The coastal margin is a section of open access land which is being mapped around the coast of England and Wales. Essentially, you can walk wherever you like on this land as long as no specific restrictions apply and you aren’t damaging property or the landscape. 

How to find it

On the ground

On the ground you might notice this sign at gates or stiles. This means that you are about to enter access land.

Open access

If you see a sign like this it means you are exiting the open access land.

End of area-wide access

However, this doesn’t apply to all access land. Commons, for example, will often have signs at each entrance explaining the history of the common and assuring you of your right to roam. If you’re unsure - you can always ask the locals.

On the internet

  • Try DEFRA's Magic Map.
  • On the left hand side, there is a button labelled "Access" - press it and then select the last three options which will show you CROW Access Land and Registered Common Land.
  • Coastal Margin land is also one of the options further up the list.

In Print

OS maps show Access land in a yellow wash while Coastal Margin is in purple.

Public path

Permissive paths

A permissive path is a route which you are allowed to walk because the landowner or land manager has given permission. They are not legal rights of way (although in some cases you can claim them) and unfortunately this means that they can be closed without notice or consultation, or restrictions put in place at certain times of day or year.

However, there are many excellent permissive routes across the country. For example:

  • Canal towpaths are almost always permissive. If the Canal and River Trust owns the canal then the towpath will remain open for walkers and cyclists unless there’s a public safety risk. 
  • National Trust property and other estates – some estate managers open up permissive paths through the grounds of stately homes.
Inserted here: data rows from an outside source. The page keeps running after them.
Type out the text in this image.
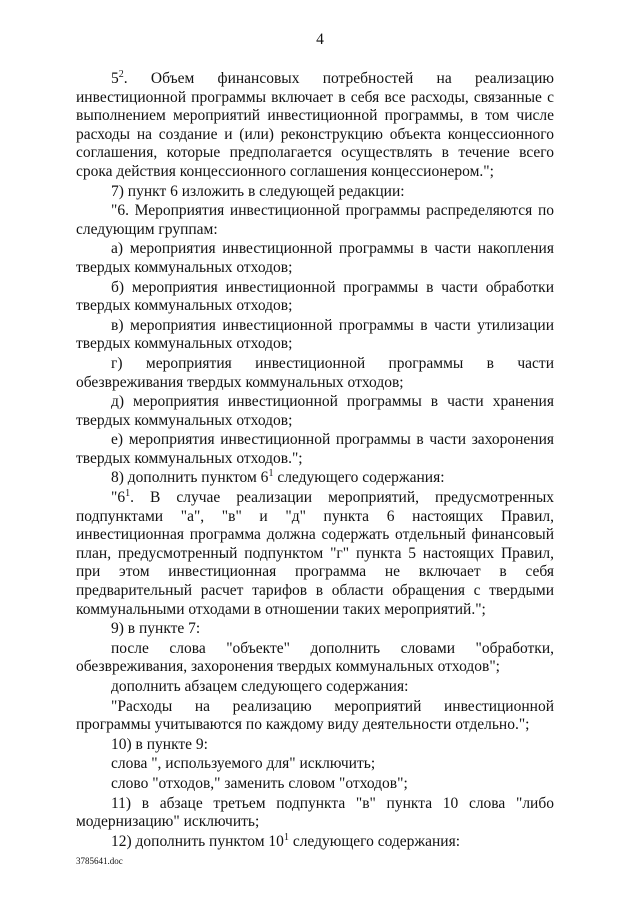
4

$5^2$. Объем финансовых потребностей на реализацию инвестиционной программы включает в себя все расходы, связанные с выполнением мероприятий инвестиционной программы, в том числе расходы на создание и (или) реконструкцию объекта концессионного соглашения, которые предполагается осуществлять в течение всего срока действия концессионного соглашения концессионером.";

7) пункт 6 изложить в следующей редакции:

"6. Мероприятия инвестиционной программы распределяются по следующим группам:

а) мероприятия инвестиционной программы в части накопления твердых коммунальных отходов;

б) мероприятия инвестиционной программы в части обработки твердых коммунальных отходов;

в) мероприятия инвестиционной программы в части утилизации твердых коммунальных отходов;

г) мероприятия инвестиционной программы в части обезвреживания твердых коммунальных отходов;

д) мероприятия инвестиционной программы в части хранения твердых коммунальных отходов;

е) мероприятия инвестиционной программы в части захоронения твердых коммунальных отходов.";

8) дополнить пунктом $6^1$ следующего содержания:

"$6^1$. В случае реализации мероприятий, предусмотренных подпунктами "а", "в" и "д" пункта 6 настоящих Правил, инвестиционная программа должна содержать отдельный финансовый план, предусмотренный подпунктом "г" пункта 5 настоящих Правил, при этом инвестиционная программа не включает в себя предварительный расчет тарифов в области обращения с твердыми коммунальными отходами в отношении таких мероприятий.";

9) в пункте 7:

после слова "объекте" дополнить словами "обработки, обезвреживания, захоронения твердых коммунальных отходов";

дополнить абзацем следующего содержания:

"Расходы на реализацию мероприятий инвестиционной программы учитываются по каждому виду деятельности отдельно.";

10) в пункте 9:

слова ", используемого для" исключить;

слово "отходов," заменить словом "отходов";

11) в абзаце третьем подпункта "в" пункта 10 слова "либо модернизацию" исключить;

12) дополнить пунктом $10^1$ следующего содержания:

3785641.doc
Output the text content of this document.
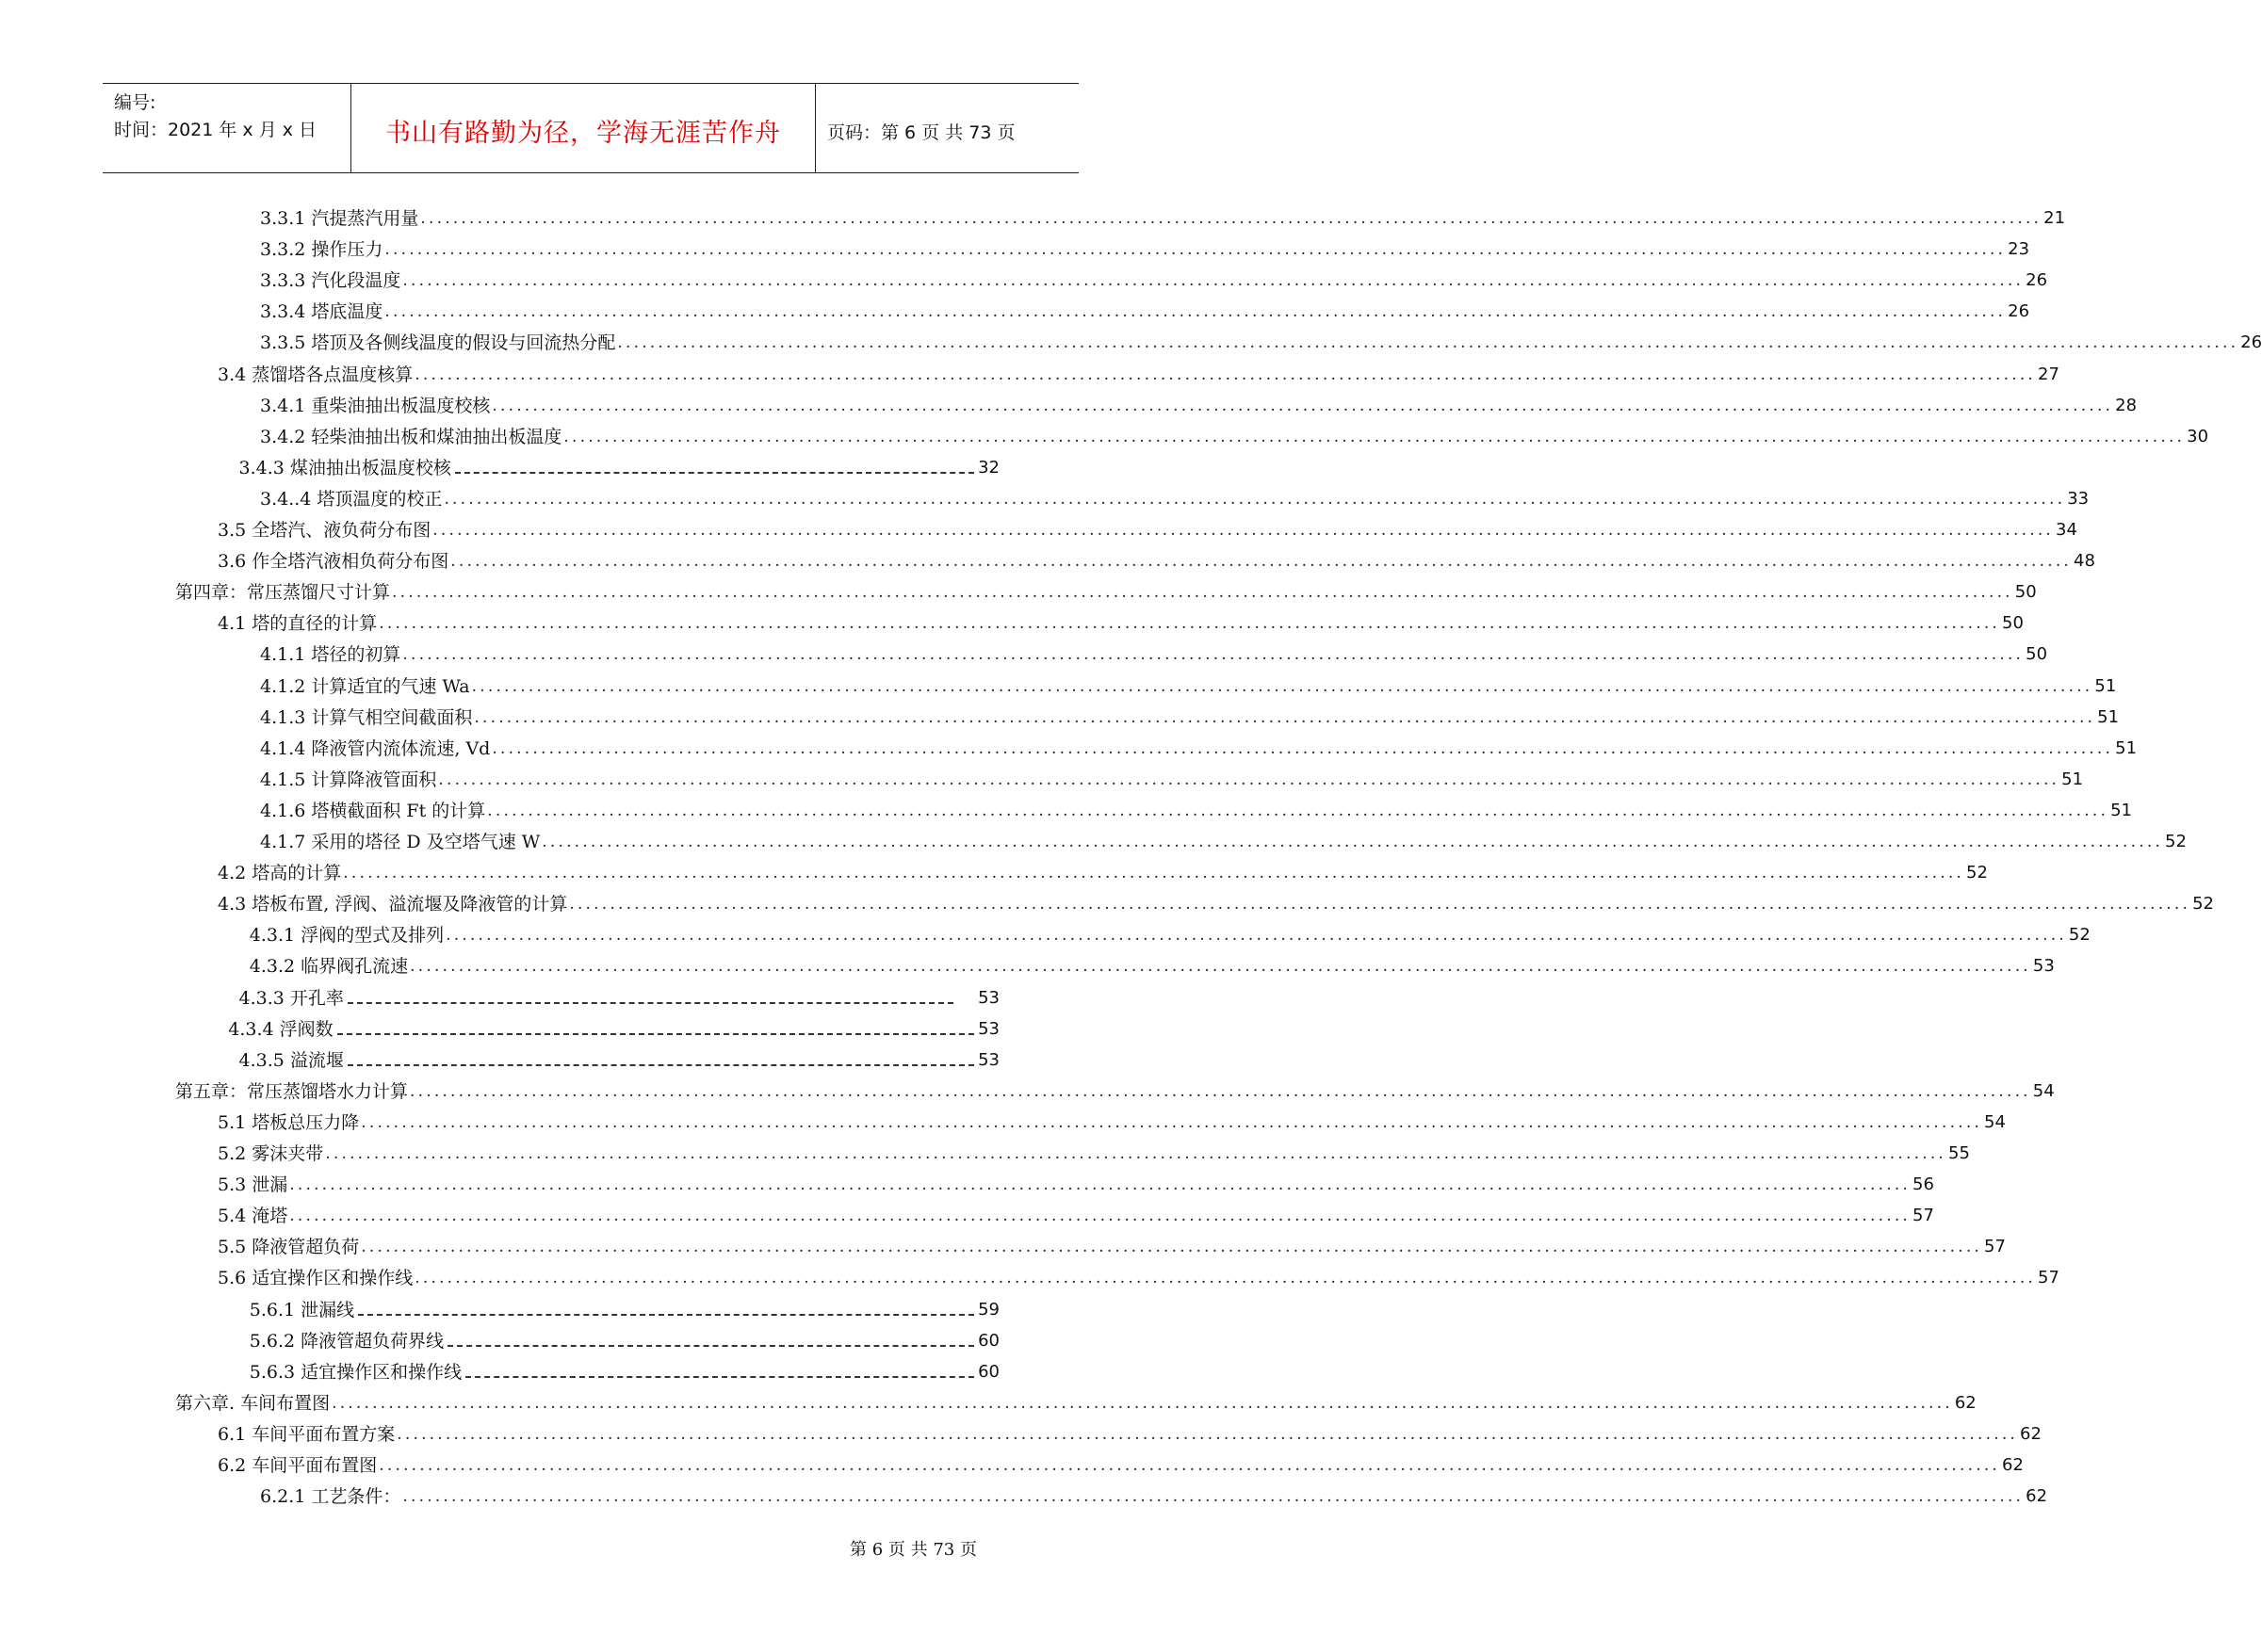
编号:
时间：2021 年 x 月 x 日	书山有路勤为径，学海无涯苦作舟	页码：第 6 页 共 73 页
3.3.1 汽提蒸汽用量 ........................................................................................................................................................................................................ 21
3.3.2 操作压力 ........................................................................................................................................................................................................ 23
3.3.3 汽化段温度 ........................................................................................................................................................................................................ 26
3.3.4 塔底温度 ........................................................................................................................................................................................................ 26
3.3.5 塔顶及各侧线温度的假设与回流热分配 ........................................................................................................................................................................................................ 26
3.4 蒸馏塔各点温度核算 ........................................................................................................................................................................................................ 27
3.4.1 重柴油抽出板温度校核 ........................................................................................................................................................................................................ 28
3.4.2 轻柴油抽出板和煤油抽出板温度 ........................................................................................................................................................................................................ 30
3.4.3 煤油抽出板温度校核	32
3.4..4 塔顶温度的校正 ........................................................................................................................................................................................................ 33
3.5 全塔汽、液负荷分布图 ........................................................................................................................................................................................................ 34
3.6 作全塔汽液相负荷分布图 ........................................................................................................................................................................................................ 48
第四章：常压蒸馏尺寸计算 ........................................................................................................................................................................................................ 50
4.1 塔的直径的计算 ........................................................................................................................................................................................................ 50
4.1.1 塔径的初算 ........................................................................................................................................................................................................ 50
4.1.2 计算适宜的气速 Wa ........................................................................................................................................................................................................ 51
4.1.3 计算气相空间截面积 ........................................................................................................................................................................................................ 51
4.1.4 降液管内流体流速, Vd ........................................................................................................................................................................................................ 51
4.1.5 计算降液管面积 ........................................................................................................................................................................................................ 51
4.1.6 塔横截面积 Ft 的计算 ........................................................................................................................................................................................................ 51
4.1.7 采用的塔径 D 及空塔气速 W ........................................................................................................................................................................................................ 52
4.2 塔高的计算 ........................................................................................................................................................................................................ 52
4.3 塔板布置, 浮阀、溢流堰及降液管的计算 ........................................................................................................................................................................................................ 52
4.3.1 浮阀的型式及排列 ........................................................................................................................................................................................................ 52
4.3.2 临界阀孔流速 ........................................................................................................................................................................................................ 53
4.3.3 开孔率	53
4.3.4 浮阀数	53
4.3.5 溢流堰	53
第五章：常压蒸馏塔水力计算 ........................................................................................................................................................................................................ 54
5.1 塔板总压力降 ........................................................................................................................................................................................................ 54
5.2 雾沫夹带 ........................................................................................................................................................................................................ 55
5.3 泄漏 ........................................................................................................................................................................................................ 56
5.4 淹塔 ........................................................................................................................................................................................................ 57
5.5 降液管超负荷 ........................................................................................................................................................................................................ 57
5.6 适宜操作区和操作线 ........................................................................................................................................................................................................ 57
5.6.1 泄漏线	59
5.6.2 降液管超负荷界线	60
5.6.3 适宜操作区和操作线	60
第六章. 车间布置图 ........................................................................................................................................................................................................ 62
6.1 车间平面布置方案 ........................................................................................................................................................................................................ 62
6.2 车间平面布置图 ........................................................................................................................................................................................................ 62
6.2.1 工艺条件： ........................................................................................................................................................................................................ 62
第 6 页 共 73 页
You can find out if there are any permissive paths, or if you have to pay an entrance fee, by contacting them directly. 
  • Disused railway lines are sometimes opened up as recreational trails.
  • National trails – some sections of the national trails (EG the Thames Path) are permissive. National Trails will have negotiated access with the landowners to join up all of the existing public rights of way and provide a long-distance path.
  • Some land owned by the Ministry of Defence has permissive paths through them due to successful negotiation between the MOD and local Ramblers.  

Lanscape of large hills behind a peaceful lake

National parks 

National Parks are large sections of the countryside which were first protected under the National Parks and Access to the Countryside Act 1949. There are specific restrictions in place for National Park land which aim at protecting the countryside and the wildlife that lives in it. Most of the land within National Parks is, however, privately owned and so not necessarily open to the public.

Although there are pockets of private land without public access, most National Park land is designated as Open Access so there's plenty of places to explore. You will also find public rights of way and permissive paths all over the National Parks.

A person walking on a paved urban scene, with shops and trees to the side

Urban Environments and Other Roads

Urban environments are where most of us live and do our day-to-day walking. Obviously, you can walk along normal pavements (known as "footways" in legislation) next to any carriageway in our villages, towns and cities. It is illegal to cycle on the pavement or obstruct it.

You can also walk along the grass or tarmac verge on any road which isn't a motorway.

There are also plenty of recreational spaces to walk in urban environments, such as parks and pedestrianised areas in city centres.

Please note that Inner London Boroughs are not required to have or update a Definitive Map. However, they will have a List of Streets Maintainable at Public Expense, which tells them whether the council is responsible for paying for repairs or not. Any lane or alleyway listed will carry a right to pass on foot at the very minimum, and many will also have a right on horse/bike or motor vehicle. You can walk on these at any time of the day or year, unless a legal order is in place to restrict it.